Sebagai Jaksa Agung New York telah mengajukan perintah terhadap situs-situs DFS utama (Olahraga Fantasi Harian) termasuk FanDuel dan Draft Kings, perdebatan sedang dilancarkan tentang apakah olahraga fantasi adalah permainan kesempatan atau keterampilan. Sementara saya pribadi percaya ada keterampilan yang terlibat (sama sekali tidak bias oleh tempat kedua saya saat ini berdiri di liga NFL Fantasy Football musim-lama saya sendiri), saya pikir itu pertanyaan yang salah. Pertanyaannya seharusnya, “Mengapa tidak semua game online legal?”

Kita harus mendorong untuk membuatnya demikian.

Kita hidup di negara di mana kebebasan seharusnya menjadi prinsip utama. Di mana kita diizinkan untuk mengejar kehidupan, kebebasan dan kebahagiaan dan di mana kita diberkati dengan hak-hak tertentu yang dijamin dan dilindungi oleh Konstitusi kita. Premis akal sehat adalah bahwa Anda memiliki hak sampai mereka melanggar hak-hak orang lain. Pemerintah harus dilibatkan dalam membuat aturan dan hukum untuk memastikan bahwa kebebasan seseorang tidak mengambil dari orang lain. Dan itu saja.
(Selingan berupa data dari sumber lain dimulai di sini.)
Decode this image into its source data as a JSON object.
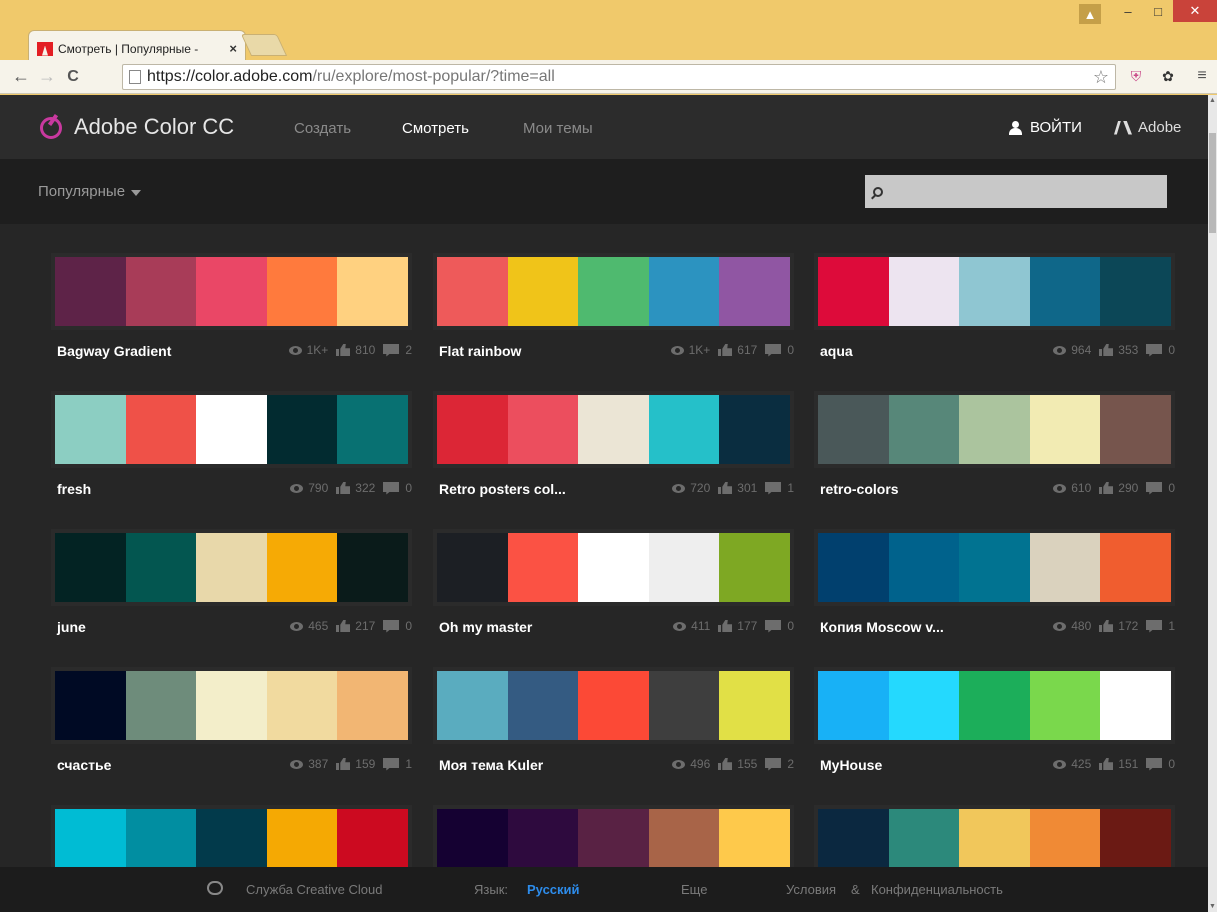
{
  "browser": {
    "tab_title": "Смотреть | Популярные -",
    "tab_close": "×",
    "url_host": "https://color.adobe.com",
    "url_path": "/ru/explore/most-popular/?time=all",
    "back": "←",
    "forward": "→",
    "reload": "C",
    "star": "☆",
    "win_user": "▲",
    "win_min": "‒",
    "win_max": "□",
    "win_close": "✕",
    "menu": "≡"
  },
  "header": {
    "brand": "Adobe Color CC",
    "nav": {
      "create": "Создать",
      "view": "Смотреть",
      "mine": "Мои темы"
    },
    "login": "ВОЙТИ",
    "adobe": "Adobe"
  },
  "filter": {
    "selected": "Популярные",
    "search_placeholder": ""
  },
  "themes": [
    {
      "name": "Bagway Gradient",
      "views": "1K+",
      "likes": "810",
      "comments": "2",
      "colors": [
        "#5e2348",
        "#a83c58",
        "#ea4766",
        "#ff7a3d",
        "#ffd180"
      ]
    },
    {
      "name": "Flat rainbow",
      "views": "1K+",
      "likes": "617",
      "comments": "0",
      "colors": [
        "#ee5a5a",
        "#f0c419",
        "#4fba6f",
        "#2c93c0",
        "#9056a3"
      ]
    },
    {
      "name": "aqua",
      "views": "964",
      "likes": "353",
      "comments": "0",
      "colors": [
        "#dd0b3a",
        "#ede4f0",
        "#8fc6d2",
        "#0f6789",
        "#0c4757"
      ]
    },
    {
      "name": "fresh",
      "views": "790",
      "likes": "322",
      "comments": "0",
      "colors": [
        "#8ccec2",
        "#ef5148",
        "#ffffff",
        "#022b30",
        "#087172"
      ]
    },
    {
      "name": "Retro posters col...",
      "views": "720",
      "likes": "301",
      "comments": "1",
      "colors": [
        "#dc2636",
        "#ec4e5e",
        "#ebe5d5",
        "#25c0c9",
        "#0a2d40"
      ]
    },
    {
      "name": "retro-colors",
      "views": "610",
      "likes": "290",
      "comments": "0",
      "colors": [
        "#4a5859",
        "#578779",
        "#abc49e",
        "#f2ebb3",
        "#76554d"
      ]
    },
    {
      "name": "june",
      "views": "465",
      "likes": "217",
      "comments": "0",
      "colors": [
        "#032323",
        "#035650",
        "#e8d8aa",
        "#f6aa05",
        "#0a1b1a"
      ]
    },
    {
      "name": "Oh my master",
      "views": "411",
      "likes": "177",
      "comments": "0",
      "colors": [
        "#1c1f24",
        "#fb5244",
        "#ffffff",
        "#eeeeee",
        "#7ea823"
      ]
    },
    {
      "name": "Копия Moscow v...",
      "views": "480",
      "likes": "172",
      "comments": "1",
      "colors": [
        "#01406e",
        "#00628c",
        "#017391",
        "#dad2be",
        "#f05d2f"
      ]
    },
    {
      "name": "счастье",
      "views": "387",
      "likes": "159",
      "comments": "1",
      "colors": [
        "#000a24",
        "#6e8c7b",
        "#f3eeca",
        "#f1da9f",
        "#f2b673"
      ]
    },
    {
      "name": "Моя тема Kuler",
      "views": "496",
      "likes": "155",
      "comments": "2",
      "colors": [
        "#5aacbf",
        "#345b82",
        "#fc4936",
        "#3e3e3e",
        "#e1e046"
      ]
    },
    {
      "name": "MyHouse",
      "views": "425",
      "likes": "151",
      "comments": "0",
      "colors": [
        "#18b1f6",
        "#24d9fe",
        "#1cae5a",
        "#7ad84c",
        "#ffffff"
      ]
    },
    {
      "name": "",
      "views": "",
      "likes": "",
      "comments": "",
      "colors": [
        "#00bcd4",
        "#018ea1",
        "#023a4b",
        "#f5a903",
        "#cc0a20"
      ]
    },
    {
      "name": "",
      "views": "",
      "likes": "",
      "comments": "",
      "colors": [
        "#150132",
        "#2e0a3e",
        "#592244",
        "#a86448",
        "#fec94b"
      ]
    },
    {
      "name": "",
      "views": "",
      "likes": "",
      "comments": "",
      "colors": [
        "#0b2840",
        "#2c897b",
        "#f1c75b",
        "#f08a35",
        "#6b1a14"
      ]
    }
  ],
  "footer": {
    "cc": "Служба Creative Cloud",
    "lang_label": "Язык:",
    "lang_value": "Русский",
    "more": "Еще",
    "terms": "Условия",
    "amp": "&",
    "privacy": "Конфиденциальность"
  }
}
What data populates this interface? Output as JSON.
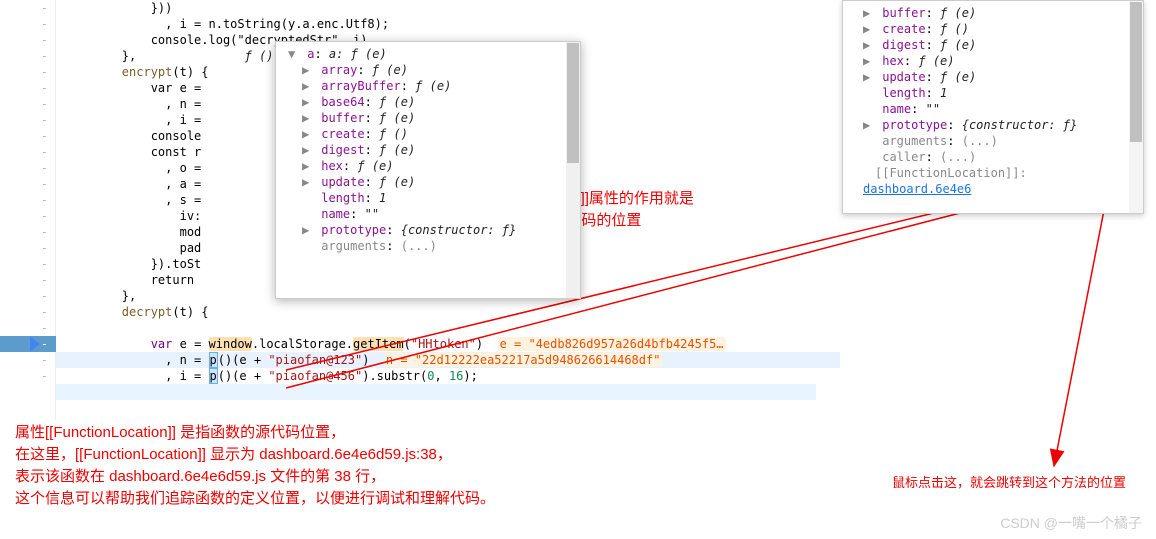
{
  "code": {
    "lines": [
      "            }))",
      "              , i = n.toString(y.a.enc.Utf8);",
      "            console.log(\"decryptedStr\", i)",
      "        },               f ()",
      "        encrypt(t) {",
      "            var e =",
      "              , n =",
      "              , i =",
      "            console",
      "            const r",
      "              , o =",
      "              , a =",
      "              , s =",
      "                iv:",
      "                mod",
      "                pad",
      "            }).toSt",
      "            return",
      "        },",
      "        decrypt(t) {"
    ],
    "line_var_e": "            var e = window.localStorage.getItem(\"HHtoken\")",
    "eval_e": "e = \"4edb826d957a26d4bfb4245f5…",
    "line_var_n": "              , n = p()(e + \"piaofan@123\")",
    "eval_n": "n = \"22d12222ea52217a5d948626614468df\"",
    "line_var_i": "              , i = p()(e + \"piaofan@456\").substr(0, 16);"
  },
  "popup1": {
    "header": "a: ƒ (e)",
    "items": [
      {
        "key": "array",
        "val": "ƒ (e)",
        "arrow": "▶"
      },
      {
        "key": "arrayBuffer",
        "val": "ƒ (e)",
        "arrow": "▶"
      },
      {
        "key": "base64",
        "val": "ƒ (e)",
        "arrow": "▶"
      },
      {
        "key": "buffer",
        "val": "ƒ (e)",
        "arrow": "▶"
      },
      {
        "key": "create",
        "val": "ƒ ()",
        "arrow": "▶"
      },
      {
        "key": "digest",
        "val": "ƒ (e)",
        "arrow": "▶"
      },
      {
        "key": "hex",
        "val": "ƒ (e)",
        "arrow": "▶"
      },
      {
        "key": "update",
        "val": "ƒ (e)",
        "arrow": "▶"
      },
      {
        "key": "length",
        "val": "1",
        "arrow": ""
      },
      {
        "key": "name",
        "val": "\"\"",
        "arrow": ""
      },
      {
        "key": "prototype",
        "val": "{constructor: ƒ}",
        "arrow": "▶"
      },
      {
        "key": "arguments",
        "val": "(...)",
        "arrow": "",
        "internal": true
      }
    ]
  },
  "popup2": {
    "items": [
      {
        "key": "buffer",
        "val": "ƒ (e)",
        "arrow": "▶"
      },
      {
        "key": "create",
        "val": "ƒ ()",
        "arrow": "▶"
      },
      {
        "key": "digest",
        "val": "ƒ (e)",
        "arrow": "▶"
      },
      {
        "key": "hex",
        "val": "ƒ (e)",
        "arrow": "▶"
      },
      {
        "key": "update",
        "val": "ƒ (e)",
        "arrow": "▶"
      },
      {
        "key": "length",
        "val": "1",
        "arrow": ""
      },
      {
        "key": "name",
        "val": "\"\"",
        "arrow": ""
      },
      {
        "key": "prototype",
        "val": "{constructor: ƒ}",
        "arrow": "▶"
      },
      {
        "key": "arguments",
        "val": "(...)",
        "arrow": "",
        "internal": true
      },
      {
        "key": "caller",
        "val": "(...)",
        "arrow": "",
        "internal": true
      }
    ],
    "func_loc_label": "[[FunctionLocation]]: ",
    "func_loc_link": "dashboard.6e4e6"
  },
  "annotations": {
    "center_line1": "[[FunctionLocation]]属性的作用就是",
    "center_line2": "告诉你p()函数源代码的位置",
    "bottom_line1": "属性[[FunctionLocation]] 是指函数的源代码位置，",
    "bottom_line2": "在这里，[[FunctionLocation]] 显示为 dashboard.6e4e6d59.js:38，",
    "bottom_line3": "表示该函数在 dashboard.6e4e6d59.js 文件的第 38 行，",
    "bottom_line4": "这个信息可以帮助我们追踪函数的定义位置，以便进行调试和理解代码。",
    "right_text": "鼠标点击这，就会跳转到这个方法的位置",
    "watermark": "CSDN @一嘴一个橘子"
  }
}
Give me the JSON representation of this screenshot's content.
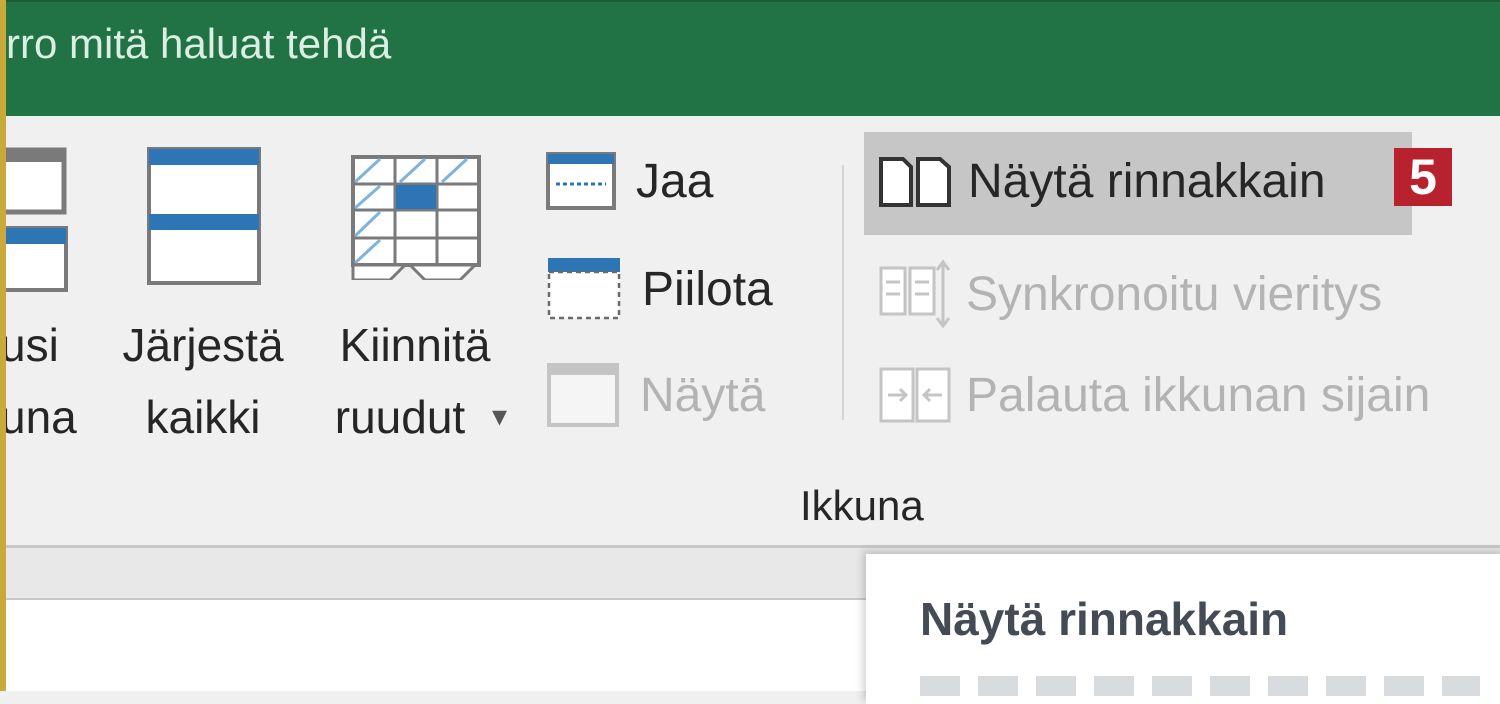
{
  "title_bar": {
    "tell_me_text": "rro mitä haluat tehdä"
  },
  "ribbon": {
    "new_window": {
      "line1": "usi",
      "line2": "una"
    },
    "arrange_all": {
      "line1": "Järjestä",
      "line2": "kaikki"
    },
    "freeze_panes": {
      "line1": "Kiinnitä",
      "line2": "ruudut",
      "dropdown_glyph": "▾"
    },
    "split": {
      "label": "Jaa"
    },
    "hide": {
      "label": "Piilota"
    },
    "unhide": {
      "label": "Näytä",
      "disabled": true
    },
    "view_side_by_side": {
      "label": "Näytä rinnakkain",
      "highlighted": true
    },
    "sync_scrolling": {
      "label": "Synkronoitu vieritys",
      "disabled": true
    },
    "reset_window_position": {
      "label": "Palauta ikkunan sijain",
      "disabled": true
    },
    "group_label": "Ikkuna",
    "step_badge": "5"
  },
  "tooltip": {
    "title": "Näytä rinnakkain"
  },
  "colors": {
    "accent_green": "#217346",
    "badge_red": "#b8222e",
    "icon_blue": "#2e75b6"
  }
}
Ketika datang ke DFS atau poker online atau bahkan permainan murni, kenyataannya adalah bahwa tidak ada pelanggaran terhadap mereka yang melanggar pihak ketiga. Konsekuensi Anda adalah milik Anda sendiri. Jika Anda menang, Anda mungkin menemukan diri Anda lebih baik. Jika Anda kalah, Anda mungkin menemukan kerugian senilai nilai hiburan. Anda bahkan mungkin menjadi lebih buruk, tetapi itu harus menjadi keputusan Anda untuk membuat dan risiko Anda untuk dihitung.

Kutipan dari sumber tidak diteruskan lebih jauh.